Online mirror descent and dual averaging: keeping pace in the dynamic case
This work addresses a theoretical bottleneck in online convex optimization for researchers and practitioners, providing incremental improvements to algorithm design.
The paper tackled the problem of online mirror descent (OMD) performing poorly with dynamic learning rates compared to dual averaging (DA), by introducing a stabilization technique to OMD. The result showed that stabilized-OMD achieves essentially the same regret bounds as DA, enabling identical performance guarantees in many applications under dynamic learning rates.

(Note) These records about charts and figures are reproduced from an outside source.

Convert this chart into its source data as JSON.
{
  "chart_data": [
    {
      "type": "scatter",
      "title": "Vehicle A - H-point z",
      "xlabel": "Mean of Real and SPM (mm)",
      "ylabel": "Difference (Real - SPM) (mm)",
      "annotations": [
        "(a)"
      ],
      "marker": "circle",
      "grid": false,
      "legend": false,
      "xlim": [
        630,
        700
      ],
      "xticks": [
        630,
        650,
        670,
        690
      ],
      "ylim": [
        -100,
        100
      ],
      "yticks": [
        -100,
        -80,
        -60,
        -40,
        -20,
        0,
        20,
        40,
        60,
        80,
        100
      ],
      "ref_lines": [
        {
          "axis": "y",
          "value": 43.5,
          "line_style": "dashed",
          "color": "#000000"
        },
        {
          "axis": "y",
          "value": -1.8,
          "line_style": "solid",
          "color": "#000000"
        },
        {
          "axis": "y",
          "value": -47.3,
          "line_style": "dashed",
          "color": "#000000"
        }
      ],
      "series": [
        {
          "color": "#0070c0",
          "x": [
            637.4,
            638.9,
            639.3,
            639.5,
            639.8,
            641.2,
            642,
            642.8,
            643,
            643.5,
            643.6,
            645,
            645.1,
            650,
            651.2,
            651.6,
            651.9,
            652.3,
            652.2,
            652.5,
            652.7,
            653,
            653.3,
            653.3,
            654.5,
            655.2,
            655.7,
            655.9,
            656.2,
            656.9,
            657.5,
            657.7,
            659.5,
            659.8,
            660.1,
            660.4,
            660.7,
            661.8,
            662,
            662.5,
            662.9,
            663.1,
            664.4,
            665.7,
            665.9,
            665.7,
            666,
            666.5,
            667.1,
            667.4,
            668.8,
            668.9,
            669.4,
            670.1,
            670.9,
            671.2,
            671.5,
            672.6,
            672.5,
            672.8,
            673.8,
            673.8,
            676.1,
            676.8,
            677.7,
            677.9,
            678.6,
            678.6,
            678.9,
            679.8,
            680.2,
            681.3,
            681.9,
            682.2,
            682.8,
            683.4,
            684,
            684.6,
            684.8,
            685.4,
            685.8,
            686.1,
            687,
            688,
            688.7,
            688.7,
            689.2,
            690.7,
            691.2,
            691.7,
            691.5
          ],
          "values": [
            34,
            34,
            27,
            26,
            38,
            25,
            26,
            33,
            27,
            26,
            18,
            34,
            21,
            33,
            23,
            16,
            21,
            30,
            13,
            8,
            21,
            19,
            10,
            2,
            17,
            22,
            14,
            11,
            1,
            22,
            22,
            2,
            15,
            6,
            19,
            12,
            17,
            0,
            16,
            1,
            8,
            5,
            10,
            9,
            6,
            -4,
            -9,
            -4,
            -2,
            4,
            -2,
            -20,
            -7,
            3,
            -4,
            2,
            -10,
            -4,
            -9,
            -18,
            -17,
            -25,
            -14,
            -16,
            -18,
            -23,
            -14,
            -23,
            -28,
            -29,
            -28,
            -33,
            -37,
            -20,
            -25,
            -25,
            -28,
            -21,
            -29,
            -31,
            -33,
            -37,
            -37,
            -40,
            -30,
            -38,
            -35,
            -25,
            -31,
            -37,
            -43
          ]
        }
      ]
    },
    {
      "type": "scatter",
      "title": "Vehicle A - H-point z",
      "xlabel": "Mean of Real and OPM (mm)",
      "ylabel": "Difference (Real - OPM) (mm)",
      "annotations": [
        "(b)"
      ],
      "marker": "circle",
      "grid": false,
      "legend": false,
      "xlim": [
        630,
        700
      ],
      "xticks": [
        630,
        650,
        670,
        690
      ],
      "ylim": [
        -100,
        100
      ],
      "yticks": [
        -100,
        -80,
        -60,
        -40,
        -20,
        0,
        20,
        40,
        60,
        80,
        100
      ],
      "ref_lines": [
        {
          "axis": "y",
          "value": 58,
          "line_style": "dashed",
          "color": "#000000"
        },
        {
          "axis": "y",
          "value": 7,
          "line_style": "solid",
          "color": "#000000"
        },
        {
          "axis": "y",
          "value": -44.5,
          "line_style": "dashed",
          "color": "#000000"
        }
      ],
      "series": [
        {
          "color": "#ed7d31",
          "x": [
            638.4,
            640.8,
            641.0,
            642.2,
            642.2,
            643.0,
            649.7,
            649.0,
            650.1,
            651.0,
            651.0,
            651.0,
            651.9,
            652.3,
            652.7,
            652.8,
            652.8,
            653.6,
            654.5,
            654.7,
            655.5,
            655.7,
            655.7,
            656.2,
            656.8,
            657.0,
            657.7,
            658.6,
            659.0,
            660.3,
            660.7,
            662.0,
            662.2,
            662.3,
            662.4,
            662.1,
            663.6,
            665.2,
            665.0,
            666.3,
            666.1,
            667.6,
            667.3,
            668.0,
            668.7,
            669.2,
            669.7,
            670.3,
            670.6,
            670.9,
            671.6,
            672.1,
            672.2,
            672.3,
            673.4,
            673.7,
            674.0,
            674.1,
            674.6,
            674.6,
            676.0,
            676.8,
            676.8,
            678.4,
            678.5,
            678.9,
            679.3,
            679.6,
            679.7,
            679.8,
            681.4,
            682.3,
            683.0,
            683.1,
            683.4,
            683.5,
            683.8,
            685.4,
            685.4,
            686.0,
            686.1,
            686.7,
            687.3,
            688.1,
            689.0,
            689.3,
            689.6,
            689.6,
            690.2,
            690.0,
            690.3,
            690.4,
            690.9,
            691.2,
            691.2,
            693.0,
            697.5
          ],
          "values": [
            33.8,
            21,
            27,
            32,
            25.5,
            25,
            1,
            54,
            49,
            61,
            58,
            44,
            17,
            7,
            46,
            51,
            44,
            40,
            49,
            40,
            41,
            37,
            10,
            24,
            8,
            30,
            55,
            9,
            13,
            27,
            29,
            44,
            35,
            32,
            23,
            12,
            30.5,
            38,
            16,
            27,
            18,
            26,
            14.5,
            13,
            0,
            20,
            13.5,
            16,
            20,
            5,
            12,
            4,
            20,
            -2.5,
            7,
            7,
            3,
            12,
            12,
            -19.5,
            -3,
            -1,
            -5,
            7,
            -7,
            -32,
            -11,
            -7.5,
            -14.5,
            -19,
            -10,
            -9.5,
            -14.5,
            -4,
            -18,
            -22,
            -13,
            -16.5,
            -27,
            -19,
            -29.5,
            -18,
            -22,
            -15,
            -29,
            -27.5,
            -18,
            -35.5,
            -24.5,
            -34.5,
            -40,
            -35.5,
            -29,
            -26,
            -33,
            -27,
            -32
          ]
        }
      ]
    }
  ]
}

Online mirror descent (OMD) and dual averaging (DA) -- two fundamental algorithms for online convex optimization -- are known to have very similar (and sometimes identical) performance guarantees when used with a fixed learning rate. Under dynamic learning rates, however, OMD is provably inferior to DA and suffers a linear regret, even in common settings such as prediction with expert advice. We modify the OMD algorithm through a simple technique that we call stabilization. We give essentially the same abstract regret bound for OMD with stabilization and for DA by modifying the classical OMD convergence analysis in a careful and modular way that allows for straightforward and flexible proofs. Simple corollaries of these bounds show that OMD with stabilization and DA enjoy the same performance guarantees in many applications -- even under dynamic learning rates. We also shed light on the similarities between OMD and DA and show simple conditions under which stabilized-OMD and DA generate the same iterates.